'Pot-bellied' pig could take on a whole new meaning

Posted Jan 23, 2014 by W. Mark Dendy
We have all seen pictures of them — pot-bellied pigs — the little short-legged porcine that supposedly make a good pet. Those grunting little creatures are not raised for food, but their cousins that are, may soon be "pot-head" pigs flying high.
Pigs could be flying high with byproducts from  pot  farmers.
Pigs could be flying high with byproducts from "pot" farmers.
Alan Turkus
Thanks to the legalization of recreational use of marijuana in Washington and Colorado, the first two states to decriminalize cannabis, and some innovators who seek ways to deal with the waste products created by the industry — seeds and stems — the term for the faddish pot-bellied pig could apply to other porkers, those that supply the nation with bacon and ham.
Susannah Gross owns a five-acre farm north of Seattle that raises pigs. Not the pet kind, the kind you eat. Gross is part of a group experimenting with turning waste from pot cultivation and processing into pig food a solution that seems to make the most of marijuana's appetite-enhancing properties.
The results of Gross’ small experiment should not be surprising to those who grew up in the 60s and 70s spending Saturday nights watching the “Coneheads” and “Mr. Bill” on SNL while passing around a bong and munchin’ out.
The experimental subjects slaughtered in March remain nameless, but prior to their demise, the four little piggies whose feed was supplemented with marijuana waste were 20 to 30 pounds heavier than the half-dozen other pigs from the same litter.
Even though the pot laced-feed enhances appetite, there has been no determination whether THC, the mind-altering component found in marijuana, is present in animals' tissues given the left-over cannabis stems, seeds, and leaves.
Studies of food animals that consume marijuana are in short supply. A 1990 study reported that milk from free range buffalo in Pakistan where cannabis grows freely was found to contain low levels of THC. And the European Food Safety Authority delivered an opinion in 2011 regarding use of hemp in feed. The consensus was that although their was no data on THC levels found in food animal tissue, "the lipophylic properties of THC would suggest that the conclusions drawn from milk consumption would in principle apply to other animal products."

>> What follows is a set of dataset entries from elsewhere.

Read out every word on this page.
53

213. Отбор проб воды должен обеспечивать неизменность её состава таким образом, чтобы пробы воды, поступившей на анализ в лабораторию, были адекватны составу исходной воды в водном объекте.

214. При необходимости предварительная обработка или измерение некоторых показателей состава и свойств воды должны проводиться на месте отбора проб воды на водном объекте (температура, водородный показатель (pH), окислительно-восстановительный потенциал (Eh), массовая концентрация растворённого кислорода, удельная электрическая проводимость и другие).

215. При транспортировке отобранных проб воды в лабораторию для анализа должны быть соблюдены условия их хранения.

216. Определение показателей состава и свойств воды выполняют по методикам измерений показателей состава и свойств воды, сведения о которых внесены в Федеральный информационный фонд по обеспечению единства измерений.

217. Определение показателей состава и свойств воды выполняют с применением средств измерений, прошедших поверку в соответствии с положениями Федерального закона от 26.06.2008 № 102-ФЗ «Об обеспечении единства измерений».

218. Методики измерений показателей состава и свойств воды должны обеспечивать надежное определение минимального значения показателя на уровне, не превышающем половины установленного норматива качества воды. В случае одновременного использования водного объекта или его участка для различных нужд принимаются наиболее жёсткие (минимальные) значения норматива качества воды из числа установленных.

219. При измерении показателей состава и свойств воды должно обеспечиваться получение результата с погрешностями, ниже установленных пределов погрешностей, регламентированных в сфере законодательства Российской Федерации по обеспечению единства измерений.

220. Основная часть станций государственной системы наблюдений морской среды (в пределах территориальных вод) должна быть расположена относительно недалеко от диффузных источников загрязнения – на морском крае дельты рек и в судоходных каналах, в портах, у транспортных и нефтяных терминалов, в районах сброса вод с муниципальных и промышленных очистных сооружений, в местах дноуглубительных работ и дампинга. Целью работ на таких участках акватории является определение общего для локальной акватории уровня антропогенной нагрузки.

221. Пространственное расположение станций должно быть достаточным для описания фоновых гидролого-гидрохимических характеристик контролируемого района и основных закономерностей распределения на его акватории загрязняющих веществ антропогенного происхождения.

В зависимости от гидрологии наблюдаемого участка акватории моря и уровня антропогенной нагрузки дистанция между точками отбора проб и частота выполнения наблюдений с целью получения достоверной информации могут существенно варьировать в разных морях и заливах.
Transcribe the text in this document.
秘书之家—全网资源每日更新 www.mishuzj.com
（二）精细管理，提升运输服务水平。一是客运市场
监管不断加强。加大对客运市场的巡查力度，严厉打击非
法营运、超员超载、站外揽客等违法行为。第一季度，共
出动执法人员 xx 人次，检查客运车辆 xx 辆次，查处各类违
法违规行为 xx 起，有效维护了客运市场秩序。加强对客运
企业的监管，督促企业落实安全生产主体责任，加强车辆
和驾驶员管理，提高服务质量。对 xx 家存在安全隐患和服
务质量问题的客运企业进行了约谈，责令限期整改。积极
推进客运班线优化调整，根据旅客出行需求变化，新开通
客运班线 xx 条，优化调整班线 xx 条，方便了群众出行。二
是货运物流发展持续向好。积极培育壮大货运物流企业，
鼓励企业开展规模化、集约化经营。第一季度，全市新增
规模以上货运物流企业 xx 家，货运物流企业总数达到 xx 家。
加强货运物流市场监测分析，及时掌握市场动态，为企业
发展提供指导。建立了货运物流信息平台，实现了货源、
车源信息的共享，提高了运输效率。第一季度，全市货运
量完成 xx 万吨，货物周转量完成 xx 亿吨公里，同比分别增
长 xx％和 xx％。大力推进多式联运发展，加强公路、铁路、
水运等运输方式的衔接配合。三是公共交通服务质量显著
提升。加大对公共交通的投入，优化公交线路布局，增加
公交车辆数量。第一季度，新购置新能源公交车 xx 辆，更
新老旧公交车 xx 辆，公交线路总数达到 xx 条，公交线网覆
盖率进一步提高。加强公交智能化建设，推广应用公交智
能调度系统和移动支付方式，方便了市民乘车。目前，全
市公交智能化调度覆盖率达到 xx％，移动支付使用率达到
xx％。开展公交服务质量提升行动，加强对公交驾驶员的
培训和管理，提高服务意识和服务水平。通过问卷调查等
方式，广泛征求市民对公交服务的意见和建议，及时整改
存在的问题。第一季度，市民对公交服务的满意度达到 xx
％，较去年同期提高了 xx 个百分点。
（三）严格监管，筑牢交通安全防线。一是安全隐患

Colorado followed Washington State decriminalizing recreational marijuana use; medical marijuana use is legal in about 20 states. But the Feds still consider any kind of marijuana use illegal which raises a few questions.
Meats sold to the consumer are subject to USDA guidelines. Will Federal inspectors now test for residual marijuana or THC in pork products?
Could driving while under the influence of a bacon-cheeseburger become illegal?
If THC levels are in fact found in pigs, will the pigs see flying humans?
And of course this study raises the question — will bacon be the next “edible” pot product to appear in cannabis apothecaries?
Should we roll another one and join the think tank?